What has surprised me about re-reading ACW for likeIy the first time since I first bought them 25 years ago how readable it is. Sure it's an anthology series and I have a long history of difficulty with anthology Comics, but its a rare long-form anthology where (almost) all parts are regular features.
This issue has an exception for the series, featuring a one-off Phantom Stranger story that carries on after that notable Mike Mignola-illustrated mini series with Kyle Baker subbing in. I couldn't make it past halfway through the second issue of that mini and this story is as direly dull. But, hey, if you're going to have a dry and boring story why not have it illustrated by exciting young artists.
The Deadman arc has been a tedious body-jumping adventure. Mike Baron took this story everywhere, to hell and back, aliens, angels and demons, but still it's been, frankly, exhausting and a little ridiculous to read (I perked up most during Boston's trip through hell with D.B. Cooper, which was strangely familiar, with some minor similarities to the Oni Press series The Secret History of D.B. Cooper.) The Deadman feature runs two more issues and returns in #618 (by Marty Pasko this time). So unlike Showcase in the '90's this anthology really is a series of regular, rotating features.
Last month Black Canary took over for Blackhawk (he'll be back too) and her story here is a very small one at street-level as Dinah plans to hire an at-risk young woman in her flower shop (remember when Dinah had a flower shop?) only she turns up at her place bruised after defending her brother from some guys he owes money to. So its time to let the Canary fly. After burning her tacky 80's Justice League costume last issue, she puts on her rather modest new duds which look more like Bond villainess than superhero. As a young lad this story really bored me but Sharon Wright's (who?) script is sharply dialogued and mature if not exactly fresh.
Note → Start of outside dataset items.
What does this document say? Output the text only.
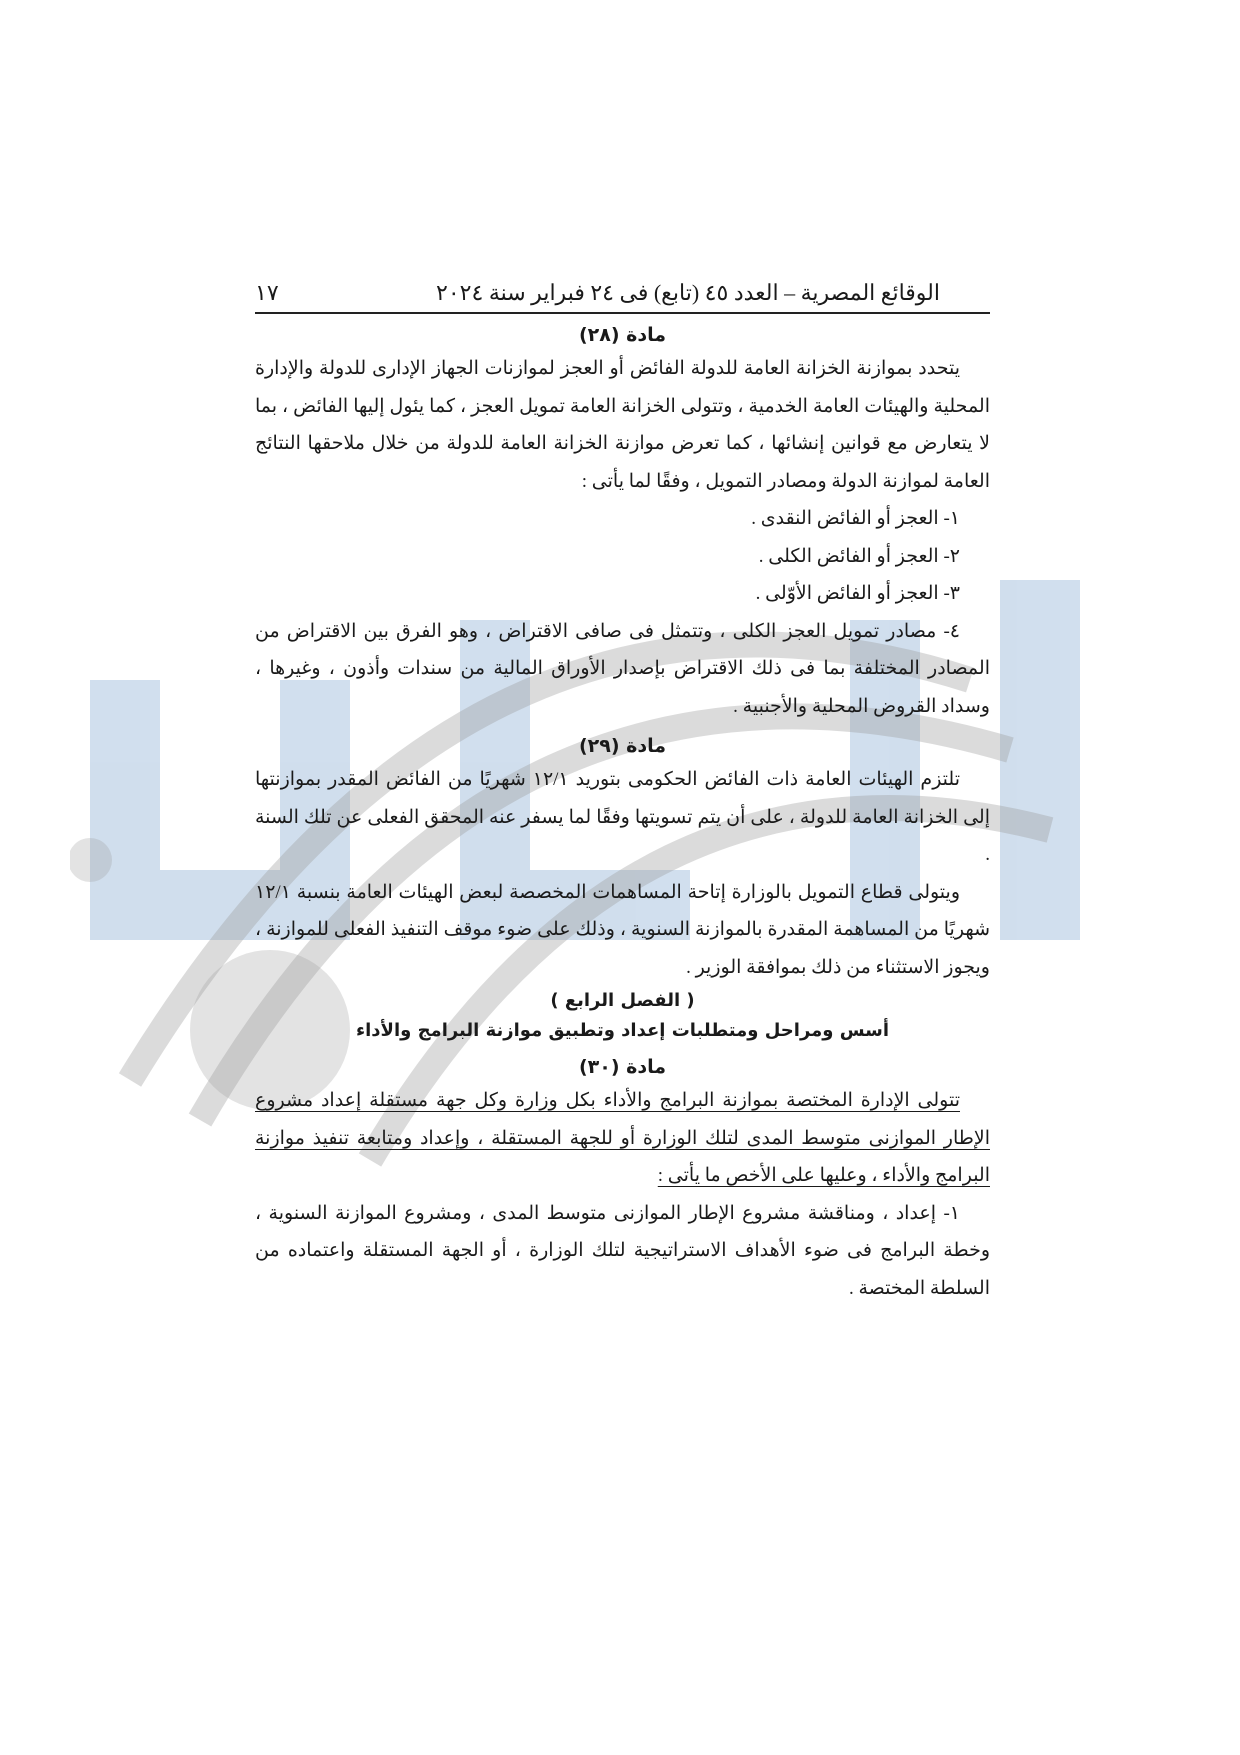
الوقائع المصرية – العدد ٤٥ (تابع) فى ٢٤ فبراير سنة ٢٠٢٤
١٧
مادة (٢٨)

يتحدد بموازنة الخزانة العامة للدولة الفائض أو العجز لموازنات الجهاز الإدارى للدولة والإدارة المحلية والهيئات العامة الخدمية ، وتتولى الخزانة العامة تمويل العجز ، كما يئول إليها الفائض ، بما لا يتعارض مع قوانين إنشائها ، كما تعرض موازنة الخزانة العامة للدولة من خلال ملاحقها النتائج العامة لموازنة الدولة ومصادر التمويل ، وفقًا لما يأتى :

١- العجز أو الفائض النقدى .

٢- العجز أو الفائض الكلى .

٣- العجز أو الفائض الأوّلى .

٤- مصادر تمويل العجز الكلى ، وتتمثل فى صافى الاقتراض ، وهو الفرق بين الاقتراض من المصادر المختلفة بما فى ذلك الاقتراض بإصدار الأوراق المالية من سندات وأذون ، وغيرها ، وسداد القروض المحلية والأجنبية .

مادة (٢٩)

تلتزم الهيئات العامة ذات الفائض الحكومى بتوريد ١٢/١ شهريًا من الفائض المقدر بموازنتها إلى الخزانة العامة للدولة ، على أن يتم تسويتها وفقًا لما يسفر عنه المحقق الفعلى عن تلك السنة .

ويتولى قطاع التمويل بالوزارة إتاحة المساهمات المخصصة لبعض الهيئات العامة بنسبة ١٢/١ شهريًا من المساهمة المقدرة بالموازنة السنوية ، وذلك على ضوء موقف التنفيذ الفعلى للموازنة ، ويجوز الاستثناء من ذلك بموافقة الوزير .

( الفصل الرابع )
أسس ومراحل ومتطلبات إعداد وتطبيق موازنة البرامج والأداء
مادة (٣٠)

تتولى الإدارة المختصة بموازنة البرامج والأداء بكل وزارة وكل جهة مستقلة إعداد مشروع الإطار الموازنى متوسط المدى لتلك الوزارة أو للجهة المستقلة ، وإعداد ومتابعة تنفيذ موازنة البرامج والأداء ، وعليها على الأخص ما يأتى :

١- إعداد ، ومناقشة مشروع الإطار الموازنى متوسط المدى ، ومشروع الموازنة السنوية ، وخطة البرامج فى ضوء الأهداف الاستراتيجية لتلك الوزارة ، أو الجهة المستقلة واعتماده من السلطة المختصة .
Randy DuBurke is a quintessential 80's artist for me, he was never a superstar but in him I see style and cleanliness, the prototype for Jamie McKelvie.
The Superman story that runs through every issue suffers from being only two pages each week. lt's taken 10 issues to get to the crux of the story about a cult people worshipping Supes as a god... compared all the Christ allusions in Man of Steel its a little tame and feels old fashioned with Curt Swan on art.
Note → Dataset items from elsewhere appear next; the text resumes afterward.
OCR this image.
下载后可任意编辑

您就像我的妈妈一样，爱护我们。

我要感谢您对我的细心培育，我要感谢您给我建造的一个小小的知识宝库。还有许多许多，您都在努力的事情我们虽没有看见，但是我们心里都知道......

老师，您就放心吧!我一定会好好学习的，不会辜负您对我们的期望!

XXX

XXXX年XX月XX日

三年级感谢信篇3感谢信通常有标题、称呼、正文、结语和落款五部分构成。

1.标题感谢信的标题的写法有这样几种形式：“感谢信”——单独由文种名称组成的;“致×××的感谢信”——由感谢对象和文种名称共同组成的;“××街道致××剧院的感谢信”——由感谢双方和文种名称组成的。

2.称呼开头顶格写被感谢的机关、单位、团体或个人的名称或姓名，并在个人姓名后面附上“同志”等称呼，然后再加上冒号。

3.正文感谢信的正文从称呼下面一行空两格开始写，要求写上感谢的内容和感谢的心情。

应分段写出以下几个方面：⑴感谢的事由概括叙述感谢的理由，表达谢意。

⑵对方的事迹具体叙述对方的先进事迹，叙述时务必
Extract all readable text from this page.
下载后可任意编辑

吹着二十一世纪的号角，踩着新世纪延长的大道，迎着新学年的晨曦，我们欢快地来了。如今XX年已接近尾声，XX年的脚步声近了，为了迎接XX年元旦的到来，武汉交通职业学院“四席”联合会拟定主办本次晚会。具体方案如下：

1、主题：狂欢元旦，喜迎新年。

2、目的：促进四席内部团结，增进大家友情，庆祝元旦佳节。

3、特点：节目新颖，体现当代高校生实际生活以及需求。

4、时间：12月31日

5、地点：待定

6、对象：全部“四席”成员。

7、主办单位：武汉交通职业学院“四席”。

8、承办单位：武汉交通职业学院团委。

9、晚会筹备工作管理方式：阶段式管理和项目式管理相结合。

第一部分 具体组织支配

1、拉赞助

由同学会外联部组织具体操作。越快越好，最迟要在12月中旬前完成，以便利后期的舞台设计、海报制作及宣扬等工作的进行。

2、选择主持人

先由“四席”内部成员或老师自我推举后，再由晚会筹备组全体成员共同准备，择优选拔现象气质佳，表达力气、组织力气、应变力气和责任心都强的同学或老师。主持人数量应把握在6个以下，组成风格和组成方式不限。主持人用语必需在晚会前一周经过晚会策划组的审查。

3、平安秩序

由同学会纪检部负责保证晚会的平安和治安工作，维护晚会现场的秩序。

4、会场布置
Then there's Green Lantern... James Owsley is out, Peter David is in. David's writing is a bit less focussed than it is these days (largely from taking over someone else's story) but it feels like David's work, in his sense of humour and his exploration of the character's concepts... particularly Hal's fearlessness. Does he have a psychological disorder? I prefer galaxy-spanning GL but this works okay too.
Finally, there's the Secret Six. This was my favourite part of ACW 25 years ago and it still is today. The original Six in the 60's was a spin on the adventure/spy series like Mission Impossible at the time and this is a very '80's-modern update. A group of differently handicapped but disparately talented individuals are each given an apparatus to overcome their disability but in return they are at the service of Mockingbird, and Charlie's Angels -style must execute his mission plan to expose corrupt corporations across America... It's a bit of a stretch to have this crew suddenly start performing amateur espionage hour, but its not like they're perfect at their new roles and seeing them adapt and improvise is where the fun and excitement is. Plus there's the whole "did Mockingbird murder the original Six?" mystery. Fascinating, well executed stuff from Martin Pasko with great visual storytelling from Dan Spiegle. This should be on TV.